The mapping established by mmap(2) replaces any previous mappings for the specified address range.
The flags MAP_SHARED and MAP_PRIVATE specify the type of mapping. You must specify a mapping type. If the MAP_SHARED flag is set, write operations modify the mapped object. No further operations on the object are needed to make the change. If the MAP_PRIVATE flag is set, the first write operation to the mapped area creates a copy of the page. All further write operations reference the copy. Only modified pages are copied.
A mapping type is retained across a fork(2).
After you have established the mapping through mmap(2), the file descriptor used in the call is no longer used. If you close the file, the mapping remains until munmap(2) undoes the mapping. Creating a new mapping replaces an existing mapping.
A mapped file can be shortened by a call to truncate. An attempt to access the area of the file that no longer exists causes a SIGBUS signal.
Mapping /dev/zero gives the calling program a block of zero-filled virtual memory. This can also be done by setting the MAP_ANON flag and the file descriptor variable, filedes to -1. The size of the block is specified in the call to mmap(2).
Some devices or files are useful only when accessed by mapping. Frame buffer devices used to support bit-mapped displays are an example of this phenomenon. Display management algorithms are much simpler to implement when the algorithms operate directly on the addresses of the display.
The virtual memory system in SunOS is a cache system, in which processor memory buffers data from file system objects. Interfaces are provided to control or interrogate the status of the cache.
The mincore(2) interface determines the residency of the memory pages in the address space covered by mappings in the specified range. Because the status of a page can change after mincore checks the page but before mincore returns the data, returned information can be outdated. Only locked pages are guaranteed to remain in memory.
mlock(3C) causes the pages in the specified address range to be locked in physical memory. References to locked pages in this process or in other processes do not result in page faults that require an I/O operation. Because this I/O operation interferes with normal operation of virtual memory, as well as slowing other processes, the use of mlock is limited to the superuser.

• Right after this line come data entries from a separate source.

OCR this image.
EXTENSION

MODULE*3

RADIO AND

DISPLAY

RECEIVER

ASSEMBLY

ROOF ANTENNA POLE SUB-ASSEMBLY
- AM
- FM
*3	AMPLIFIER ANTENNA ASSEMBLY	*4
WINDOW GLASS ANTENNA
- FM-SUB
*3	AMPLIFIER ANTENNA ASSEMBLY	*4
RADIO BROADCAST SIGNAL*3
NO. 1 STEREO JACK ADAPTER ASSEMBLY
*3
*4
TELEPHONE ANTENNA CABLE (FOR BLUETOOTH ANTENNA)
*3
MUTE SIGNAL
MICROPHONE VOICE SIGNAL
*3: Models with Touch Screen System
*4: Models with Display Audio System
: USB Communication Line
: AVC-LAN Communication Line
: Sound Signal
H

The limit to the number of pages that can be locked in memory is dependent on system configuration. The call to mlock fails if this limit is exceeded.
munlock releases the locks on physical pages. If multiple mlock calls are made on an address range of a single mapping, a single munlock call releases the locks. However, if different mappings to the same pages are locked by mlock, the pages are not unlocked until the locks on all the mappings are released.
The copy-on-write event that is associated with a MAP_PRIVATE mapping transfers a lock on the source page to the destination page. Thus locks on an address range that includes MAP_PRIVATE mappings are retained transparently along with the copy-on-write redirection. For a discussion of this redirection, see Creating and Using Mappings.
mlockall(3C) and munlockall(3C) are similar to mlock and munlock, but mlockall and munlockall operate on entire address spaces. mlockall sets locks on all pages in the address space and munlockall removes all locks on all pages in the address space, whether established by mlock or mlockall.